At the end of the login process, an access token is generated. This access token is the thing that's passed along with every API call as proof that the call was made by a specific person from a specific app.

The Facebook SDK for JavaScript automatically handles access token storage and tracking of login status in the browser, so nothing is needed for you to store access tokens in the browser itself.

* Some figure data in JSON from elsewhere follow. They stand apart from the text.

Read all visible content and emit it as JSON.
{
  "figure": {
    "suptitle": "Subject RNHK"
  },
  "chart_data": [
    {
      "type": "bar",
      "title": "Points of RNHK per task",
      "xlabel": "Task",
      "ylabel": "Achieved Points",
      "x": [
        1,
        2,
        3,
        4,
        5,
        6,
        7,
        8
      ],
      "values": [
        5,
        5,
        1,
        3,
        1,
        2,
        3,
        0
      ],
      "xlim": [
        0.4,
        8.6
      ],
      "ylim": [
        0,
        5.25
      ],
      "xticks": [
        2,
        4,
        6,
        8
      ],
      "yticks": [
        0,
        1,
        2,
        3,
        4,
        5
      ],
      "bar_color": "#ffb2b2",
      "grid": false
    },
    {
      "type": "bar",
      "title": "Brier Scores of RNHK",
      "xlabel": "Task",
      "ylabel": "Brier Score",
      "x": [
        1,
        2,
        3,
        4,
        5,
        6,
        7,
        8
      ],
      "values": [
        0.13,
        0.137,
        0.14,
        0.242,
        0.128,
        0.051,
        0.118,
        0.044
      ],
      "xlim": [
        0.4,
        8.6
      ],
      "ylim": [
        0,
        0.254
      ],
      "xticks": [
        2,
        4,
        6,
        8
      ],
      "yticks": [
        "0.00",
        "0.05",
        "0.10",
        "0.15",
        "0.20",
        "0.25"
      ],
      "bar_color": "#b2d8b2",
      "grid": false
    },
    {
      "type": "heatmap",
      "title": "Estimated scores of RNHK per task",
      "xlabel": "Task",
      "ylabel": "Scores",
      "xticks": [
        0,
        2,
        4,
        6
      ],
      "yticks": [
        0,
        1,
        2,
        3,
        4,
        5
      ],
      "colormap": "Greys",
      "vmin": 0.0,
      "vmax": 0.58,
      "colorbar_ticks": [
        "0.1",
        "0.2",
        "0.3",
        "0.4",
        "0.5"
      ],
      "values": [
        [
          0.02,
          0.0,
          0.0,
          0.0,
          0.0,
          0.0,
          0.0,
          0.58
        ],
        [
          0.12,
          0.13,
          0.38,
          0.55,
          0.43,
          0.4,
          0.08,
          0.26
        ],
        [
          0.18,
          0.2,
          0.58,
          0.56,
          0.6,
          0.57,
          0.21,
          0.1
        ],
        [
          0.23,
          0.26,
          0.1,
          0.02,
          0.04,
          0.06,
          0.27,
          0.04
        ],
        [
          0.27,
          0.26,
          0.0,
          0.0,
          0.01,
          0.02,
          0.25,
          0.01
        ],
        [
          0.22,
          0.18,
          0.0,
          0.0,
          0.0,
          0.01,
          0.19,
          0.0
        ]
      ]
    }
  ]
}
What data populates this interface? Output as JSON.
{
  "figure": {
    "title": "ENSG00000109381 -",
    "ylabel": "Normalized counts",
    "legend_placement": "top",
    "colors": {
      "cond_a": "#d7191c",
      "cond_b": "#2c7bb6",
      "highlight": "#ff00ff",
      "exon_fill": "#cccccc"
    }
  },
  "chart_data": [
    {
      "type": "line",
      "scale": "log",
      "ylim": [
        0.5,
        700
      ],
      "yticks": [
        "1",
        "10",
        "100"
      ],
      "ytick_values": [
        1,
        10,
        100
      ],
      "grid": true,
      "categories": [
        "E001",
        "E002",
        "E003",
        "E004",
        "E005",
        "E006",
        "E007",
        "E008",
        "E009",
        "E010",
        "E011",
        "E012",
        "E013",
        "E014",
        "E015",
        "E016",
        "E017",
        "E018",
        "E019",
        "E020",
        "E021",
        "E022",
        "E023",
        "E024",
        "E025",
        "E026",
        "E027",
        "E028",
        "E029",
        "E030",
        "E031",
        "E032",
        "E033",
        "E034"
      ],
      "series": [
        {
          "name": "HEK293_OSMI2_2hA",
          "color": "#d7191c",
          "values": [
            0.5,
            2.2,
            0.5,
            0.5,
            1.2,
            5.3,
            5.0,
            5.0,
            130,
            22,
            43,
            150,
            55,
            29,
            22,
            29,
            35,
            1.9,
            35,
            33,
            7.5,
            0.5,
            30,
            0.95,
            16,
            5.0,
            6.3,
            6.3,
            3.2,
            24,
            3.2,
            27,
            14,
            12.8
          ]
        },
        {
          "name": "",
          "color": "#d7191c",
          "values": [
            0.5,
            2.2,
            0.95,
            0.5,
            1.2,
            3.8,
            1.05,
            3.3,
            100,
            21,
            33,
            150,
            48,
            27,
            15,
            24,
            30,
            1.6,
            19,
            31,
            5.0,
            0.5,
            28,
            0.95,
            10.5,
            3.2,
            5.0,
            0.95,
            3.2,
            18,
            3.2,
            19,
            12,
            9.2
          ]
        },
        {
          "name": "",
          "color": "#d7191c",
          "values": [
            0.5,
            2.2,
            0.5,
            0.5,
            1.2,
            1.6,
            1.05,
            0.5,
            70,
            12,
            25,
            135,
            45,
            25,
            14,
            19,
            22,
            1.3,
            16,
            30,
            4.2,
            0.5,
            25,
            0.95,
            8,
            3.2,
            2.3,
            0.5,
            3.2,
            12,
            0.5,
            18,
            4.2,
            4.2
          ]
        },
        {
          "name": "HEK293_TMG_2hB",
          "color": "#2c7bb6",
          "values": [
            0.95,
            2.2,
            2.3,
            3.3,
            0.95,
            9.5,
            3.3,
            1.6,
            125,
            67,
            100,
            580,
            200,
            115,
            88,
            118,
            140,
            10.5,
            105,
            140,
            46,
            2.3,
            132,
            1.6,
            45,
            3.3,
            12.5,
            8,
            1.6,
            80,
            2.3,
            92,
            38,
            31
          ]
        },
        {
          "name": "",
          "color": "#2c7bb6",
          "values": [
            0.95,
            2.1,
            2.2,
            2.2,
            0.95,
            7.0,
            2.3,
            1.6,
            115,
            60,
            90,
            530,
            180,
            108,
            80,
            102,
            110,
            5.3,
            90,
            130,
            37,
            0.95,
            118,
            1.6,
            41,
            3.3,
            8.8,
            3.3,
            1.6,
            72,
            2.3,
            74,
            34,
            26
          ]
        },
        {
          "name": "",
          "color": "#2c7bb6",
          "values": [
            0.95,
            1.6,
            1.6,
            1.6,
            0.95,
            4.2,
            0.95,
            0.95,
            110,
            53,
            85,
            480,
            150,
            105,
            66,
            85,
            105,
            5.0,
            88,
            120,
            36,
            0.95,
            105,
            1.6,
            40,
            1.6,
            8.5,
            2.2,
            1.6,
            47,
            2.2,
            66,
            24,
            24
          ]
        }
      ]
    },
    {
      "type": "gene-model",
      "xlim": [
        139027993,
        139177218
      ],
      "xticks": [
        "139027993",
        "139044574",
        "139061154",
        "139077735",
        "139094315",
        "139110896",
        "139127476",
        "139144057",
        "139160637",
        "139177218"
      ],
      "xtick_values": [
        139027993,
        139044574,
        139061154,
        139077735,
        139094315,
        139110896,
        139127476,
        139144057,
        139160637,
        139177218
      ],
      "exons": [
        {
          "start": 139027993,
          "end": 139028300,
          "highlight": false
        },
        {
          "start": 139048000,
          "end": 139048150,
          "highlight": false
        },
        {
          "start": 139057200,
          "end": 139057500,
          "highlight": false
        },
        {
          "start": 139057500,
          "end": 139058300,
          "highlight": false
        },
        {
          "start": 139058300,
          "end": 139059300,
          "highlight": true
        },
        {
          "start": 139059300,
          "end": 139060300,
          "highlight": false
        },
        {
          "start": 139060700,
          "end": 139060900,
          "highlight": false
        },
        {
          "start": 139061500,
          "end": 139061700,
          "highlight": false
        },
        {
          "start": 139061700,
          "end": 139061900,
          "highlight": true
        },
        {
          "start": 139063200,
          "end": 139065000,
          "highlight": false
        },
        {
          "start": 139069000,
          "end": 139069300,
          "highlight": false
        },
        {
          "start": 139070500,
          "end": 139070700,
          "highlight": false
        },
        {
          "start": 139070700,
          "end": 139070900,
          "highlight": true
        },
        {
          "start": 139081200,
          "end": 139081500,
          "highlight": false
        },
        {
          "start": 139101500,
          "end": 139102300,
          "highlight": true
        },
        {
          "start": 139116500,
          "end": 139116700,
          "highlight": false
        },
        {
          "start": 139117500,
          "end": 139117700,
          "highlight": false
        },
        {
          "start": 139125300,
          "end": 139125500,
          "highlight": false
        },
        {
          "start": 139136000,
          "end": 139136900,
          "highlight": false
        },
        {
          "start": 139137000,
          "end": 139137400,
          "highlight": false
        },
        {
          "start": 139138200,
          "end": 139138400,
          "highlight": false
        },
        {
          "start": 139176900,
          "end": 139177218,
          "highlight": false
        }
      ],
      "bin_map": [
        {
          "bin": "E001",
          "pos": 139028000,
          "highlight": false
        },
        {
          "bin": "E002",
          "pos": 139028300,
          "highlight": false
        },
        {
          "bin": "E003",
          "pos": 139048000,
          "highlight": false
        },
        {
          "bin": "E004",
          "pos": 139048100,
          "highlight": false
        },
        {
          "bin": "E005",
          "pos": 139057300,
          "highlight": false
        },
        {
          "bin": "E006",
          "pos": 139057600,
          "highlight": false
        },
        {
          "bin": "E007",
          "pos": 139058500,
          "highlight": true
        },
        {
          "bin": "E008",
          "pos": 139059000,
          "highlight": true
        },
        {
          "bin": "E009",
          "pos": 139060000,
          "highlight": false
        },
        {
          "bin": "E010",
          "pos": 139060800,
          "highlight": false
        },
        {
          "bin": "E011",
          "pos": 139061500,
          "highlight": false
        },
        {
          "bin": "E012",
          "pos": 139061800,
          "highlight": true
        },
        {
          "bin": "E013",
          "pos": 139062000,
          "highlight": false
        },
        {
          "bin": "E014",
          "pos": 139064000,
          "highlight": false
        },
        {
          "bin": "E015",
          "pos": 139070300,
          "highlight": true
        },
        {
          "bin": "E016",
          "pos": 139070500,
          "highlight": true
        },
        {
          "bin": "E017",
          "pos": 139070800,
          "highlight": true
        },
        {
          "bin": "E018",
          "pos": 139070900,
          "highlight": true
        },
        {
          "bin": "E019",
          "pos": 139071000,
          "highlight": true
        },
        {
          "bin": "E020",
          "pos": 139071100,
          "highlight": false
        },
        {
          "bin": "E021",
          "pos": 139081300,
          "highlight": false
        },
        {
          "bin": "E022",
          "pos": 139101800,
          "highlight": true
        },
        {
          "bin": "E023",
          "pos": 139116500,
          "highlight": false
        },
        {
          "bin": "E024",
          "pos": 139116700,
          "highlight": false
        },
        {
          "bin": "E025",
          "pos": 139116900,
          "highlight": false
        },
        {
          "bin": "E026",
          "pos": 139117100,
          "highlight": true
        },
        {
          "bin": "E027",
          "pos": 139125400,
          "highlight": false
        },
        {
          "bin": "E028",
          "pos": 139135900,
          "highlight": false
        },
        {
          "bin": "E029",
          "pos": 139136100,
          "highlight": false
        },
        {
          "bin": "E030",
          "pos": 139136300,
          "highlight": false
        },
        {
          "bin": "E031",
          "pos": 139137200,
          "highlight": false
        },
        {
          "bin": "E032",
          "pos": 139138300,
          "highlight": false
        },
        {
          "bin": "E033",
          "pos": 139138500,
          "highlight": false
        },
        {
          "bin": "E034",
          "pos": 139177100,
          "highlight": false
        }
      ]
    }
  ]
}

However, a common pattern is to take the access token and pass it back to a server and the server makes calls on behalf of a person. In order to get the token from the browser you can use the response object that's returned via FB.getLoginStatus():

FB.getLoginStatus(function(response) {
  if (response.status === 'connected') {
    console.log(response.authResponse.accessToken);
  }
});

The token is an opaque string of variable length.

Also keep in mind that the access tokens that are generated in browsers generally have a lifetime of only a couple of hours and are automatically refreshed by the JavaScript SDK. If you are making calls from a server, you will need to generate a long lived token, which is covered at length in our access token documentation.

Reverifying Access Tokens

Apps normally need to confirm that the response from the Login dialog was made from the same person who started it. If you're using Facebook's JavaScript SDK it automatically performs these checks so nothing is required, assuming that you're only making calls from the browser.

If you decide to send it back to the server, you should make sure you reverify the access token once it gets to the server. Reverifying the token is covered in our documentation on manually building login flows. You'll need to verify that the app_id and user_id match what you expected from the access token debug endpoint.

Make API calls

At this point in the flow, the person is authenticated and logged in. Your app is now ready to make API calls on their behalf from the browser. In the browser, the easiest way to do that is with the FB.api() call. FB.api() will automatically add the access token to the call.

This code:

FB.api('/me', function(response) {
    console.log(JSON.stringify(response));
});

Will return an array with the id and name:

{
  "id":"101540562372987329832845483",
  "name":"Bob Smith"
}

If you're making calls server side with the access token, you can use an SDK on the server to make similar calls. Many people use PHP to build web applications. You can find some examples of making server-side API calls in our PHP SDK documentation.

Detecting when people uninstall apps

People are able to uninstall apps via Facebook.com without interacting with the app itself. To help apps detect when this has happened, we allow them to provide a de-authorize callback URL which will be pinged whenever this occurs.

You can enable a deauthorize callback through the App Dashboard. Just go to your app, then choose the Products, then Facebook Login, and finally Settings. A text field is provided for the Deauthorize Callback URL.

Whenever a user of your app de-authorizes it, this URL will be sent an HTTP POST containing a signed request. Read our guide to parsing the signed request to see how to decode this to find out the user ID that triggered the callback.